Dando continuidade a “série sonhos” - que iniciou no post anterior - devo confessar que esta noite recebi a visita de todas as quinquilharias que um dia foram úteis na minha vida. Estavam todas juntas, expostas num único sonho, num único lugar, numa única noite. Minha primeira geladeira, que simpática, meu corcel 82, minha bicicleta de origem germânica , meu guarda-roupa de solteiro, que espetáculo. Um brechó sutil, enevoado, tosco, mas vivo como a realidade. Surpreso, questionava: como poderiam essas coisas ainda existirem? Tá certo elas estão em minha memória, mas daí até serem motivo de meus sonhos é demais.
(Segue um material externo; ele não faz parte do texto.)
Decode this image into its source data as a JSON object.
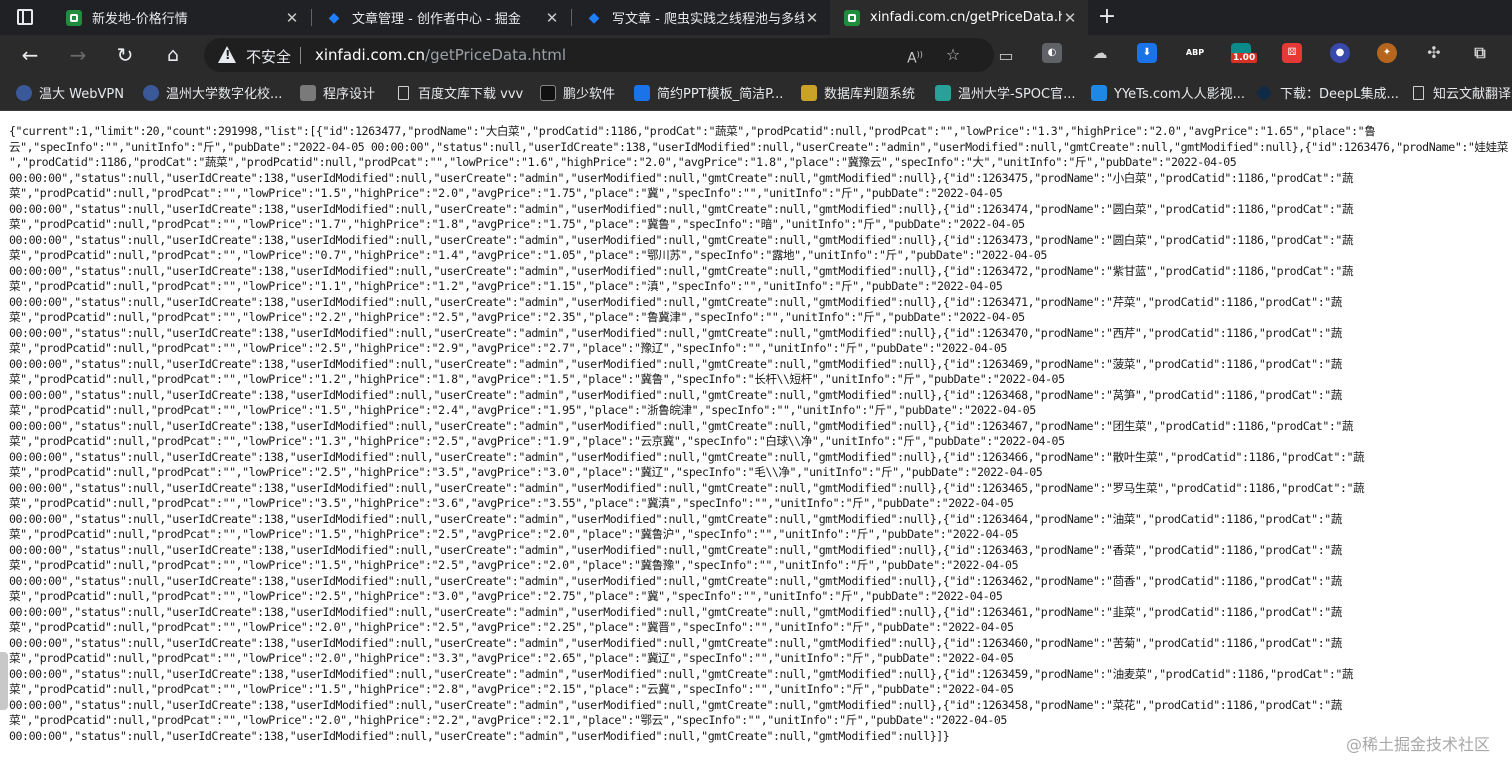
{
  "tabs": [
    {
      "title": "新发地-价格行情",
      "favicon_color": "#1e8e3e"
    },
    {
      "title": "文章管理 - 创作者中心 - 掘金",
      "favicon_color": "#1e80ff"
    },
    {
      "title": "写文章 - 爬虫实践之线程池与多线",
      "favicon_color": "#1e80ff"
    },
    {
      "title": "xinfadi.com.cn/getPriceData.htm",
      "favicon_color": "#1e8e3e"
    }
  ],
  "address_bar": {
    "security_label": "不安全",
    "url_host": "xinfadi.com.cn",
    "url_path": "/getPriceData.html"
  },
  "extensions": [
    {
      "name": "abp-icon",
      "label": "ABP",
      "color": "#d0021b"
    },
    {
      "name": "badge-icon",
      "label": "1.00",
      "color": "#d93025"
    }
  ],
  "bookmarks": [
    {
      "name": "bookmark-wzu-webvpn",
      "label": "温大 WebVPN",
      "color": "#3b5998"
    },
    {
      "name": "bookmark-wzu-digital",
      "label": "温州大学数字化校...",
      "color": "#3b5998"
    },
    {
      "name": "bookmark-programming",
      "label": "程序设计",
      "color": "#7a7a7a"
    },
    {
      "name": "bookmark-baidu-wenku",
      "label": "百度文库下载 vvv",
      "color": "page"
    },
    {
      "name": "bookmark-pengshao",
      "label": "鹏少软件",
      "color": "#111111"
    },
    {
      "name": "bookmark-ppt",
      "label": "简约PPT模板_简洁P...",
      "color": "#1a73e8"
    },
    {
      "name": "bookmark-db-judge",
      "label": "数据库判题系统",
      "color": "#c9a227"
    },
    {
      "name": "bookmark-wzu-spoc",
      "label": "温州大学-SPOC官...",
      "color": "#2aa198"
    },
    {
      "name": "bookmark-yyets",
      "label": "YYeTs.com人人影视...",
      "color": "#1e88e5"
    },
    {
      "name": "bookmark-deepl",
      "label": "下载：DeepL集成...",
      "color": "#0f2b46"
    },
    {
      "name": "bookmark-zhiyun",
      "label": "知云文献翻译",
      "color": "page"
    }
  ],
  "json_text": "{\"current\":1,\"limit\":20,\"count\":291998,\"list\":[{\"id\":1263477,\"prodName\":\"大白菜\",\"prodCatid\":1186,\"prodCat\":\"蔬菜\",\"prodPcatid\":null,\"prodPcat\":\"\",\"lowPrice\":\"1.3\",\"highPrice\":\"2.0\",\"avgPrice\":\"1.65\",\"place\":\"鲁\n云\",\"specInfo\":\"\",\"unitInfo\":\"斤\",\"pubDate\":\"2022-04-05 00:00:00\",\"status\":null,\"userIdCreate\":138,\"userIdModified\":null,\"userCreate\":\"admin\",\"userModified\":null,\"gmtCreate\":null,\"gmtModified\":null},{\"id\":1263476,\"prodName\":\"娃娃菜\n\",\"prodCatid\":1186,\"prodCat\":\"蔬菜\",\"prodPcatid\":null,\"prodPcat\":\"\",\"lowPrice\":\"1.6\",\"highPrice\":\"2.0\",\"avgPrice\":\"1.8\",\"place\":\"冀豫云\",\"specInfo\":\"大\",\"unitInfo\":\"斤\",\"pubDate\":\"2022-04-05\n00:00:00\",\"status\":null,\"userIdCreate\":138,\"userIdModified\":null,\"userCreate\":\"admin\",\"userModified\":null,\"gmtCreate\":null,\"gmtModified\":null},{\"id\":1263475,\"prodName\":\"小白菜\",\"prodCatid\":1186,\"prodCat\":\"蔬\n菜\",\"prodPcatid\":null,\"prodPcat\":\"\",\"lowPrice\":\"1.5\",\"highPrice\":\"2.0\",\"avgPrice\":\"1.75\",\"place\":\"冀\",\"specInfo\":\"\",\"unitInfo\":\"斤\",\"pubDate\":\"2022-04-05\n00:00:00\",\"status\":null,\"userIdCreate\":138,\"userIdModified\":null,\"userCreate\":\"admin\",\"userModified\":null,\"gmtCreate\":null,\"gmtModified\":null},{\"id\":1263474,\"prodName\":\"圆白菜\",\"prodCatid\":1186,\"prodCat\":\"蔬\n菜\",\"prodPcatid\":null,\"prodPcat\":\"\",\"lowPrice\":\"1.7\",\"highPrice\":\"1.8\",\"avgPrice\":\"1.75\",\"place\":\"冀鲁\",\"specInfo\":\"暗\",\"unitInfo\":\"斤\",\"pubDate\":\"2022-04-05\n00:00:00\",\"status\":null,\"userIdCreate\":138,\"userIdModified\":null,\"userCreate\":\"admin\",\"userModified\":null,\"gmtCreate\":null,\"gmtModified\":null},{\"id\":1263473,\"prodName\":\"圆白菜\",\"prodCatid\":1186,\"prodCat\":\"蔬\n菜\",\"prodPcatid\":null,\"prodPcat\":\"\",\"lowPrice\":\"0.7\",\"highPrice\":\"1.4\",\"avgPrice\":\"1.05\",\"place\":\"鄂川苏\",\"specInfo\":\"露地\",\"unitInfo\":\"斤\",\"pubDate\":\"2022-04-05\n00:00:00\",\"status\":null,\"userIdCreate\":138,\"userIdModified\":null,\"userCreate\":\"admin\",\"userModified\":null,\"gmtCreate\":null,\"gmtModified\":null},{\"id\":1263472,\"prodName\":\"紫甘蓝\",\"prodCatid\":1186,\"prodCat\":\"蔬\n菜\",\"prodPcatid\":null,\"prodPcat\":\"\",\"lowPrice\":\"1.1\",\"highPrice\":\"1.2\",\"avgPrice\":\"1.15\",\"place\":\"滇\",\"specInfo\":\"\",\"unitInfo\":\"斤\",\"pubDate\":\"2022-04-05\n00:00:00\",\"status\":null,\"userIdCreate\":138,\"userIdModified\":null,\"userCreate\":\"admin\",\"userModified\":null,\"gmtCreate\":null,\"gmtModified\":null},{\"id\":1263471,\"prodName\":\"芹菜\",\"prodCatid\":1186,\"prodCat\":\"蔬\n菜\",\"prodPcatid\":null,\"prodPcat\":\"\",\"lowPrice\":\"2.2\",\"highPrice\":\"2.5\",\"avgPrice\":\"2.35\",\"place\":\"鲁冀津\",\"specInfo\":\"\",\"unitInfo\":\"斤\",\"pubDate\":\"2022-04-05\n00:00:00\",\"status\":null,\"userIdCreate\":138,\"userIdModified\":null,\"userCreate\":\"admin\",\"userModified\":null,\"gmtCreate\":null,\"gmtModified\":null},{\"id\":1263470,\"prodName\":\"西芹\",\"prodCatid\":1186,\"prodCat\":\"蔬\n菜\",\"prodPcatid\":null,\"prodPcat\":\"\",\"lowPrice\":\"2.5\",\"highPrice\":\"2.9\",\"avgPrice\":\"2.7\",\"place\":\"豫辽\",\"specInfo\":\"\",\"unitInfo\":\"斤\",\"pubDate\":\"2022-04-05\n00:00:00\",\"status\":null,\"userIdCreate\":138,\"userIdModified\":null,\"userCreate\":\"admin\",\"userModified\":null,\"gmtCreate\":null,\"gmtModified\":null},{\"id\":1263469,\"prodName\":\"菠菜\",\"prodCatid\":1186,\"prodCat\":\"蔬\n菜\",\"prodPcatid\":null,\"prodPcat\":\"\",\"lowPrice\":\"1.2\",\"highPrice\":\"1.8\",\"avgPrice\":\"1.5\",\"place\":\"冀鲁\",\"specInfo\":\"长杆\\\\短杆\",\"unitInfo\":\"斤\",\"pubDate\":\"2022-04-05\n00:00:00\",\"status\":null,\"userIdCreate\":138,\"userIdModified\":null,\"userCreate\":\"admin\",\"userModified\":null,\"gmtCreate\":null,\"gmtModified\":null},{\"id\":1263468,\"prodName\":\"莴笋\",\"prodCatid\":1186,\"prodCat\":\"蔬\n菜\",\"prodPcatid\":null,\"prodPcat\":\"\",\"lowPrice\":\"1.5\",\"highPrice\":\"2.4\",\"avgPrice\":\"1.95\",\"place\":\"浙鲁皖津\",\"specInfo\":\"\",\"unitInfo\":\"斤\",\"pubDate\":\"2022-04-05\n00:00:00\",\"status\":null,\"userIdCreate\":138,\"userIdModified\":null,\"userCreate\":\"admin\",\"userModified\":null,\"gmtCreate\":null,\"gmtModified\":null},{\"id\":1263467,\"prodName\":\"团生菜\",\"prodCatid\":1186,\"prodCat\":\"蔬\n菜\",\"prodPcatid\":null,\"prodPcat\":\"\",\"lowPrice\":\"1.3\",\"highPrice\":\"2.5\",\"avgPrice\":\"1.9\",\"place\":\"云京冀\",\"specInfo\":\"白球\\\\净\",\"unitInfo\":\"斤\",\"pubDate\":\"2022-04-05\n00:00:00\",\"status\":null,\"userIdCreate\":138,\"userIdModified\":null,\"userCreate\":\"admin\",\"userModified\":null,\"gmtCreate\":null,\"gmtModified\":null},{\"id\":1263466,\"prodName\":\"散叶生菜\",\"prodCatid\":1186,\"prodCat\":\"蔬\n菜\",\"prodPcatid\":null,\"prodPcat\":\"\",\"lowPrice\":\"2.5\",\"highPrice\":\"3.5\",\"avgPrice\":\"3.0\",\"place\":\"冀辽\",\"specInfo\":\"毛\\\\净\",\"unitInfo\":\"斤\",\"pubDate\":\"2022-04-05\n00:00:00\",\"status\":null,\"userIdCreate\":138,\"userIdModified\":null,\"userCreate\":\"admin\",\"userModified\":null,\"gmtCreate\":null,\"gmtModified\":null},{\"id\":1263465,\"prodName\":\"罗马生菜\",\"prodCatid\":1186,\"prodCat\":\"蔬\n菜\",\"prodPcatid\":null,\"prodPcat\":\"\",\"lowPrice\":\"3.5\",\"highPrice\":\"3.6\",\"avgPrice\":\"3.55\",\"place\":\"冀滇\",\"specInfo\":\"\",\"unitInfo\":\"斤\",\"pubDate\":\"2022-04-05\n00:00:00\",\"status\":null,\"userIdCreate\":138,\"userIdModified\":null,\"userCreate\":\"admin\",\"userModified\":null,\"gmtCreate\":null,\"gmtModified\":null},{\"id\":1263464,\"prodName\":\"油菜\",\"prodCatid\":1186,\"prodCat\":\"蔬\n菜\",\"prodPcatid\":null,\"prodPcat\":\"\",\"lowPrice\":\"1.5\",\"highPrice\":\"2.5\",\"avgPrice\":\"2.0\",\"place\":\"冀鲁沪\",\"specInfo\":\"\",\"unitInfo\":\"斤\",\"pubDate\":\"2022-04-05\n00:00:00\",\"status\":null,\"userIdCreate\":138,\"userIdModified\":null,\"userCreate\":\"admin\",\"userModified\":null,\"gmtCreate\":null,\"gmtModified\":null},{\"id\":1263463,\"prodName\":\"香菜\",\"prodCatid\":1186,\"prodCat\":\"蔬\n菜\",\"prodPcatid\":null,\"prodPcat\":\"\",\"lowPrice\":\"1.5\",\"highPrice\":\"2.5\",\"avgPrice\":\"2.0\",\"place\":\"冀鲁豫\",\"specInfo\":\"\",\"unitInfo\":\"斤\",\"pubDate\":\"2022-04-05\n00:00:00\",\"status\":null,\"userIdCreate\":138,\"userIdModified\":null,\"userCreate\":\"admin\",\"userModified\":null,\"gmtCreate\":null,\"gmtModified\":null},{\"id\":1263462,\"prodName\":\"茴香\",\"prodCatid\":1186,\"prodCat\":\"蔬\n菜\",\"prodPcatid\":null,\"prodPcat\":\"\",\"lowPrice\":\"2.5\",\"highPrice\":\"3.0\",\"avgPrice\":\"2.75\",\"place\":\"冀\",\"specInfo\":\"\",\"unitInfo\":\"斤\",\"pubDate\":\"2022-04-05\n00:00:00\",\"status\":null,\"userIdCreate\":138,\"userIdModified\":null,\"userCreate\":\"admin\",\"userModified\":null,\"gmtCreate\":null,\"gmtModified\":null},{\"id\":1263461,\"prodName\":\"韭菜\",\"prodCatid\":1186,\"prodCat\":\"蔬\n菜\",\"prodPcatid\":null,\"prodPcat\":\"\",\"lowPrice\":\"2.0\",\"highPrice\":\"2.5\",\"avgPrice\":\"2.25\",\"place\":\"冀晋\",\"specInfo\":\"\",\"unitInfo\":\"斤\",\"pubDate\":\"2022-04-05\n00:00:00\",\"status\":null,\"userIdCreate\":138,\"userIdModified\":null,\"userCreate\":\"admin\",\"userModified\":null,\"gmtCreate\":null,\"gmtModified\":null},{\"id\":1263460,\"prodName\":\"苦菊\",\"prodCatid\":1186,\"prodCat\":\"蔬\n菜\",\"prodPcatid\":null,\"prodPcat\":\"\",\"lowPrice\":\"2.0\",\"highPrice\":\"3.3\",\"avgPrice\":\"2.65\",\"place\":\"冀辽\",\"specInfo\":\"\",\"unitInfo\":\"斤\",\"pubDate\":\"2022-04-05\n00:00:00\",\"status\":null,\"userIdCreate\":138,\"userIdModified\":null,\"userCreate\":\"admin\",\"userModified\":null,\"gmtCreate\":null,\"gmtModified\":null},{\"id\":1263459,\"prodName\":\"油麦菜\",\"prodCatid\":1186,\"prodCat\":\"蔬\n菜\",\"prodPcatid\":null,\"prodPcat\":\"\",\"lowPrice\":\"1.5\",\"highPrice\":\"2.8\",\"avgPrice\":\"2.15\",\"place\":\"云冀\",\"specInfo\":\"\",\"unitInfo\":\"斤\",\"pubDate\":\"2022-04-05\n00:00:00\",\"status\":null,\"userIdCreate\":138,\"userIdModified\":null,\"userCreate\":\"admin\",\"userModified\":null,\"gmtCreate\":null,\"gmtModified\":null},{\"id\":1263458,\"prodName\":\"菜花\",\"prodCatid\":1186,\"prodCat\":\"蔬\n菜\",\"prodPcatid\":null,\"prodPcat\":\"\",\"lowPrice\":\"2.0\",\"highPrice\":\"2.2\",\"avgPrice\":\"2.1\",\"place\":\"鄂云\",\"specInfo\":\"\",\"unitInfo\":\"斤\",\"pubDate\":\"2022-04-05\n00:00:00\",\"status\":null,\"userIdCreate\":138,\"userIdModified\":null,\"userCreate\":\"admin\",\"userModified\":null,\"gmtCreate\":null,\"gmtModified\":null}]}",
  "watermark": "@稀土掘金技术社区"
}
E eu que tinha certeza que havia me livrado de meu primeiro fusca, daquele pé-de-lata que meu torceu algumas vezes o tornozelo. Que coisa estranha, de repente me dei conta que todos os carros que já foram meus são capazes de encherem um estacionamento quando juntos. O sonho ficou indelével quando reencontrei minha primeira motocicleta. De cor azul calcinha, me encheu os olhos d'água. Acreditem ela dormiu sua primeira noite comigo, ao lado da minha cama, ambos trancafiados num quartinho que ficava atrás da casa de meus pais. No dia seguinte o odor no quarto era de pneu novo e minha ansiedade estava nas alturas. Pulei da cama e corri para a janela para olhar o céu, tudo que desejava era um bom dia para inaugurar minha moto.

Os sonhos devem ter inspirado Epicuro. Sua tese de que as boas lembranças podem amenizar os momentos de dor, funciona, principalmente nos devaneios noturnos. Aquelas quinquilharias quando juntas, saudade, no entanto, não gostaria de te-las de volta. O relógio me despertou para um novo sonho.